Panorámica de la muestra del Matropolitan Museum
Panorámica de la muestra del Matropolitan Museum - AFP

Muchas de estas piezas nunca han salido del Vaticano, y la única condición que puso la Iglesia es que se mostraran por sí solas, en galerías separadas del resto de la exposición. De hecho, hay que atravesar varios pasillos y salas para llegar hasta los diseños de Balenciaga, Jean Paul Gaultier, Christian Lacroix o Yves Saint Laurent inspirados en la estética católica. Son cerca de 150 conjuntos distribuidos en las salas de arte bizantino y medieval, esta última presidida por la espectacular puerta herrada del coro de la catedral de Valladolid.

«La moda y la religión han estado siempre entrelazadas, se han inspirado mutuamente», aseguró el comisario de la muestra, Andrew Bolton. «Aunque esta relación es compleja y ha sido en ocasiones polémica, ha producido alguna de las creaciones más inventivas e innovadoras de la historia de la moda».

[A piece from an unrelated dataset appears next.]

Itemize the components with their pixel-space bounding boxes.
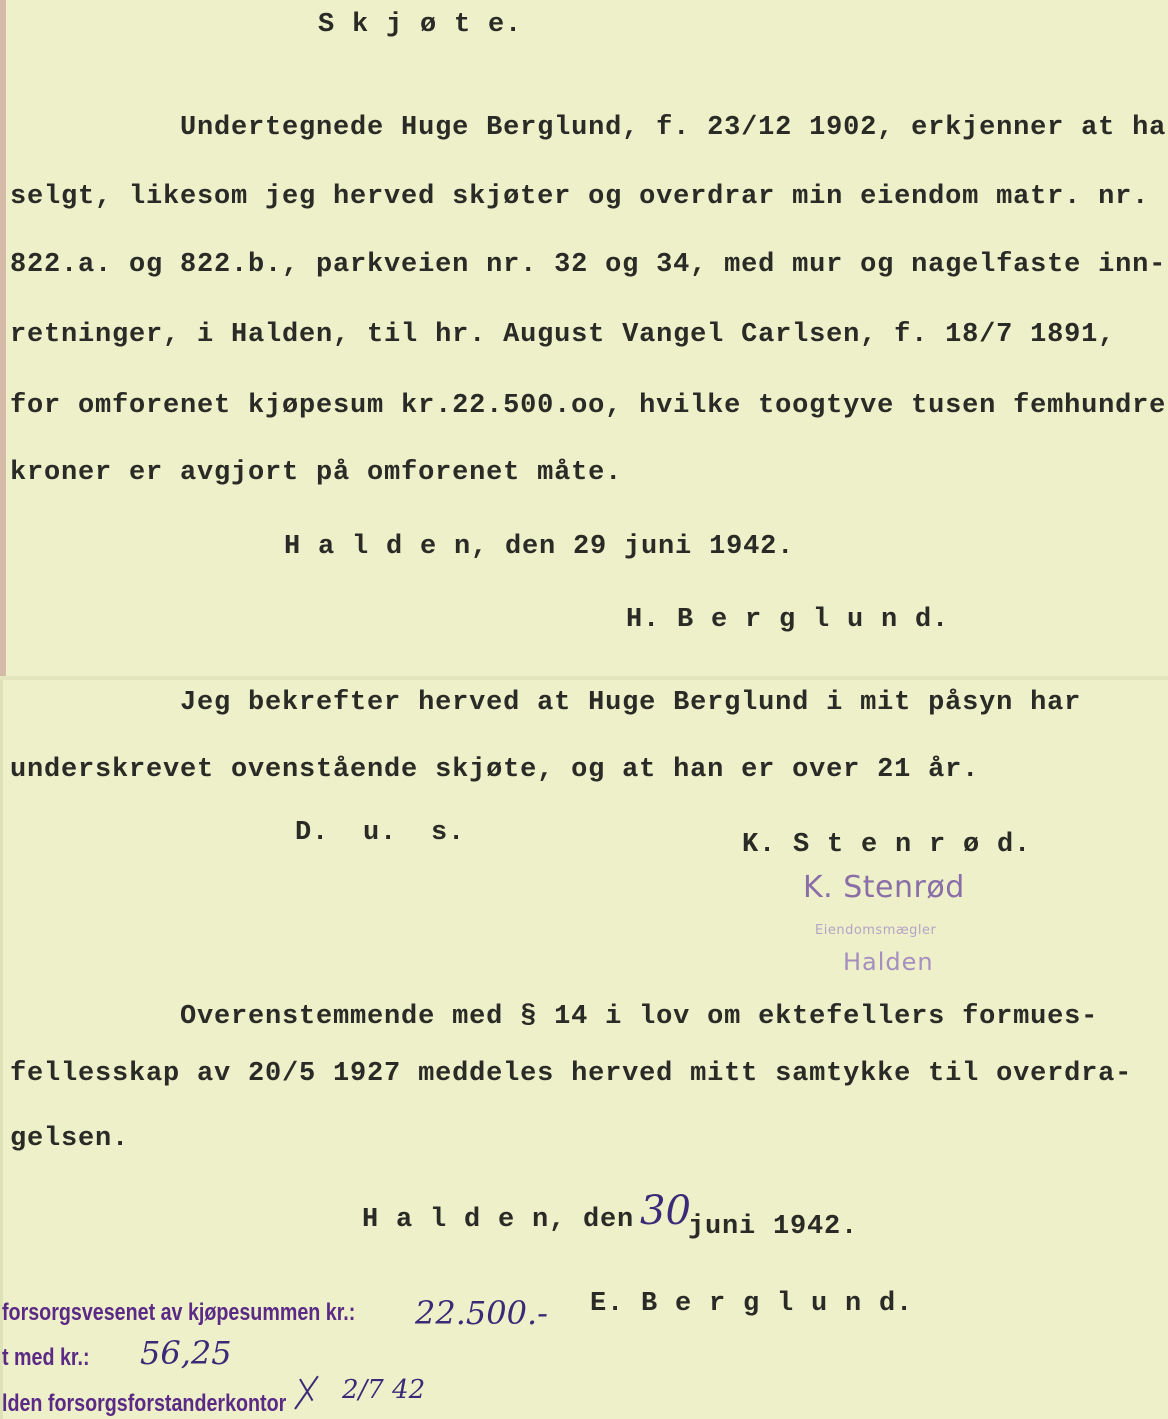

En las galerías hay conjuntos de gran belleza, como un vestido diseñado por Pierpaolo Piccioli para Valentino que emula una capa cardenalicia; y polémicos, como la sotana de Jean Paul Gaultier que permite abrirse y dejar el pecho femenino descubierto sobre un broche que emula un sagrario, o como el vestido de noche de John Galliano que asemeja un traje papal, mitra incluida. La muestra también incluye los ropajes que Yves Saint Lauren diseñó para la imagen de la Virgen del Rocío en la capilla de Nuestra Señora de la Compasión, en París. La encargó Enrique de Orleans, conde de París, porque su abuela, la sevillana Isabel de Orleans y Borbón, era devota de la Blanca Paloma.

Donnatella Versace y el cardenal de Nueva York, Timothy Dolan
Donnatella Versace y el cardenal de Nueva York, Timothy Dolan - AFP

«Os podéis preguntar, ¿qué hace aquí la iglesia?», dijo en la presentación el cardenal de Nueva York, Timothy Dolan, fotografiado en circunstancias poco habituales para él, entre la mandamás de la moda, Anne Wintour -directora de «Vogue»-, y Donnatella Versace, con un fondo de «influencers’ y blogueros de moda con sus mejores galas. «La razón es que la Iglesia y la imaginación católica tienen que ver con tres cosas: verdad, bondad y belleza», explicó. «El arte, la poesía, la música, la liturgia y, sí, incluso la moda, son para dar gracias a Dios por el don de la belleza».